Poco lontano da Derinkuyu si trova la Valle di Ihlara una sorta di Gran Canyon in miniatura, ma con in più 60 chiese scavate nella roccia e diversi cimiteri anch’essi ricavati dal tufo.

Il paesaggio che si gode dell’alto della valle è sicuramente uno dei più belli della Turchia. Non è difficile capire perché è proprio qui che meditavano molti monaci turchi dei secoli passati ed è qui che ancora oggi molti turisti giungono per passare un pomeriggio o una giornata (dipende da quanto ci si vuole inoltrare nella valle) di serenità.

Tutto ciò si sta ovviamente trasformando in turismo, in gite organizzate e in locali alla moda, soprattutto a Goreme. Fortunatamente la difficoltà di raggiungere la regione tiene i livelli di questo tipo di sviluppo ancora molto lontani dal turismo di massa a cui noi purtroppo siamo abituati.

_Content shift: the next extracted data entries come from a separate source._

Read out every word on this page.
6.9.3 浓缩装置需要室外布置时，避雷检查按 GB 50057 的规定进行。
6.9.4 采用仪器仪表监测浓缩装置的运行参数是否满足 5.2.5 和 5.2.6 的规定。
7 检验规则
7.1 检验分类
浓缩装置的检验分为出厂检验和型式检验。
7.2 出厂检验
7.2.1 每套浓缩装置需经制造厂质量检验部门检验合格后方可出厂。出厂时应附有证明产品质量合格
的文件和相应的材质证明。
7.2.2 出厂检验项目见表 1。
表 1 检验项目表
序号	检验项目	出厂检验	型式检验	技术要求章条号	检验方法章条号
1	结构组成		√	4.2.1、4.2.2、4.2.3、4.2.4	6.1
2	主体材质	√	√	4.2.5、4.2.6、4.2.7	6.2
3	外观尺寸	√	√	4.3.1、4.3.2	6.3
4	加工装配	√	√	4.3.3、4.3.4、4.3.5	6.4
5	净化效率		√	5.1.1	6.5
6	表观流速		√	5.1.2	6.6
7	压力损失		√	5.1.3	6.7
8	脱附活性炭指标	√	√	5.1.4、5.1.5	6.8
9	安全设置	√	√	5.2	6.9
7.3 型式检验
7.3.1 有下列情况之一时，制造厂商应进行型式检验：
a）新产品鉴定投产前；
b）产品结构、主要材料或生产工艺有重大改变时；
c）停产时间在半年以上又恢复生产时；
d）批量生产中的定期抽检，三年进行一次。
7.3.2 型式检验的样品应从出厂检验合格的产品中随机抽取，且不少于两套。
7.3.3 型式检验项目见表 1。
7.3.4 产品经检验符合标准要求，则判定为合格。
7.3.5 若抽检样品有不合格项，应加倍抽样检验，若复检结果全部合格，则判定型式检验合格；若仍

Certo gli abitanti, come è lo stile dei turchi, hanno velocemente adattato la loro mentalità alla nuova realtà, così che gli alberghi ricavati dai bellissimi “camini delle fate” sono sempre più frequenti e attrezzati, ma basta girare un angolo o chiedere al padrone dell’hotel per tornare a scoprire sentieri non segnati, valli non abitate e costruzioni dalla forma ancora più bizzarra.

Grandi civiltà hanno quindi abitato questa regione e grandi opere vi sono state realizzate, ma la Cappadocia è in realtà molto di più di quanto le guide possono indicarvi. L’impressione è che non ci sia un angolo che non sembri essere vivo, una pietra che non possa raccontare qualche storia antica.

Ovunque si guarda vi sono colline, alcune alte, quasi delle montagne, altre basse, ma tutte accomunate da quelle finestrelle rettangolari, inusuali certo, ma in fin dei conti così ben integrate nell’orizzonte e nella roccia da cui sono ricavate da sembrare quasi naturali.

L’idea è che qui, in questo posto così deserto, ma nella realtà così fertile, in cui la vita si nasconde e si mimetizza sottoterra, a nessuno mancherà mai una casa e anche per questo “sembra di stare sulla Luna”.